After a few moments, however, I began to feel uncomfortable. Putting my hand on top of my head seemed wholly inconsistent with Maimonides’ rationalist approach found in “Guide for the Perplexed.” To be sure, even in this philosophical work, Maimonides does mention the practice of the sages covering their heads to show reverence to G-d (Guide 3:52). However, this is merely a historical note and, in any event, I did not consider putting my hand on top of my head while wearing sagging gym shorts and a sweaty t-shirt to be particularly reverent. Indeed, to continue to put my hand on top of my head seemed superstitious and unworthy of Maimonides. I removed my hand from my head… but this also did not feel right. Finally, unable to resolve my dilemma and no longer feeling the awesomeness of that moment, I left the gravesite.

A few years later, I traveled to Cordoba, Spain, the birthplace of Maimonides, and faced a similar dilemma. Cordoba is one of Europe’s most ancient cities, with an uninterrupted Jewish presence from the second century until the Spanish expulsion in 1492. The most significant period for the Jews was between the eighth and 11th centuries, when, under Islamic rule, Jewish intellectual, spiritual, and cultural life flourished. This period is called the “Golden Age” of Spanish Jewry.

Today, there is no recognizable Jewish community in Cordoba, but tourists can still visit Cordoba’s old Jewish quarter, known as the Juderia. There is a synagogue built in 1315, as well as a small Jewish museum, the Casa de Sefarad, which contains items from pre-expulsion Jewish homes and an exhibition on the Sephardic tradition. There is also an area dedicated to Ladino music.
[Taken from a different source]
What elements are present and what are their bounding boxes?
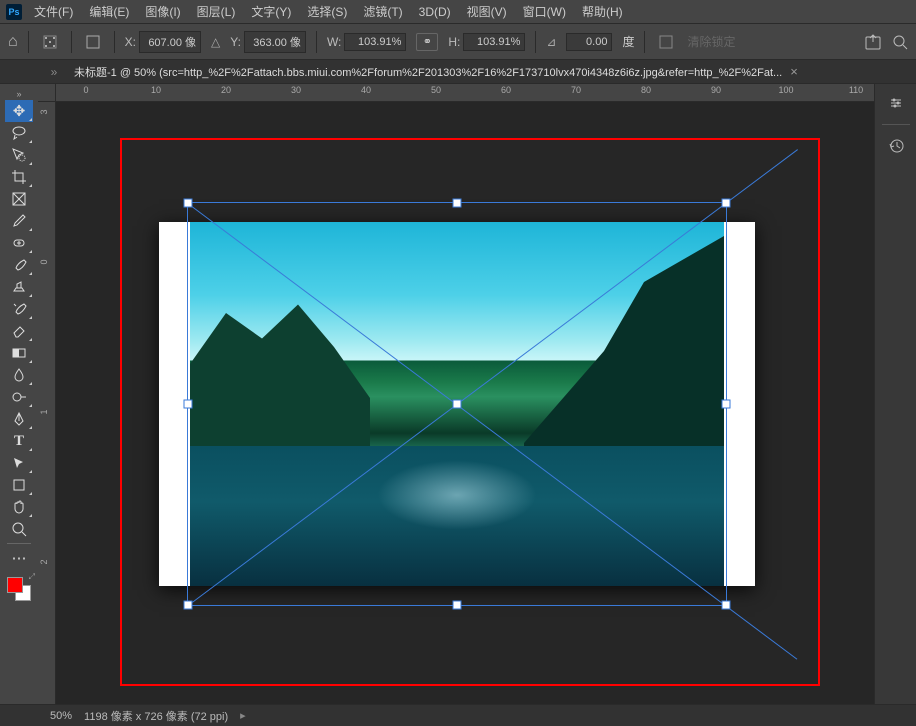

The centerpiece of the Jewish quarter is a statue of Maimonides, erected in 1965. It is located in the Plaza de Tiberiades, a name that creates an interesting link across space and time between Maimonides’ birthplace and his place of burial. It is ironic that the statue is in Cordoba; born after the “Golden Age” of Spanish Jewry, Maimonides eventually fled the city during a time of persecution of Jews and settled in Egypt.

The statue depicts Maimonides sitting with an unidentified book in his lap (one could speculate that it is either the Mishnah Torah or “Guide for the Perplexed”). He has a beard and is wearing a long gown and turban. It is a tradition for those visiting the statue to rub Maimonides’ foot; over the years, it has become very shiny.

This time, unlike my earlier experience in Tiberias, I approached the statue of Maimonides with a plan. I decided that I would take two photographs. For the first, I did not do anything special. For the second, I reached into my pocket, pulled out a kippah, and put it on my head! Thus, in one photograph I am standing next to the statue of Maimonides without a kippah and in the other with a kippah. I believe that this solution was something that Maimonides, himself, would have approved of. Maimonides was the author of both the Mishneh Torah and “Guide for the Perplexed” he was a rabbi, a philosopher, and a renowned physician). In both of his writings, and in his personal life, he was able to accommodate different interests, despite inherent tensions and even contradictions. Standing in front of his statue and taking inspiration from his example, I was finally able to resolve my Maimonidean dilemma.

By Paul J. Blank

 Paul J. Blank is a teacher at the Charles E. Smith Jewish Day School in Rockville, Maryland.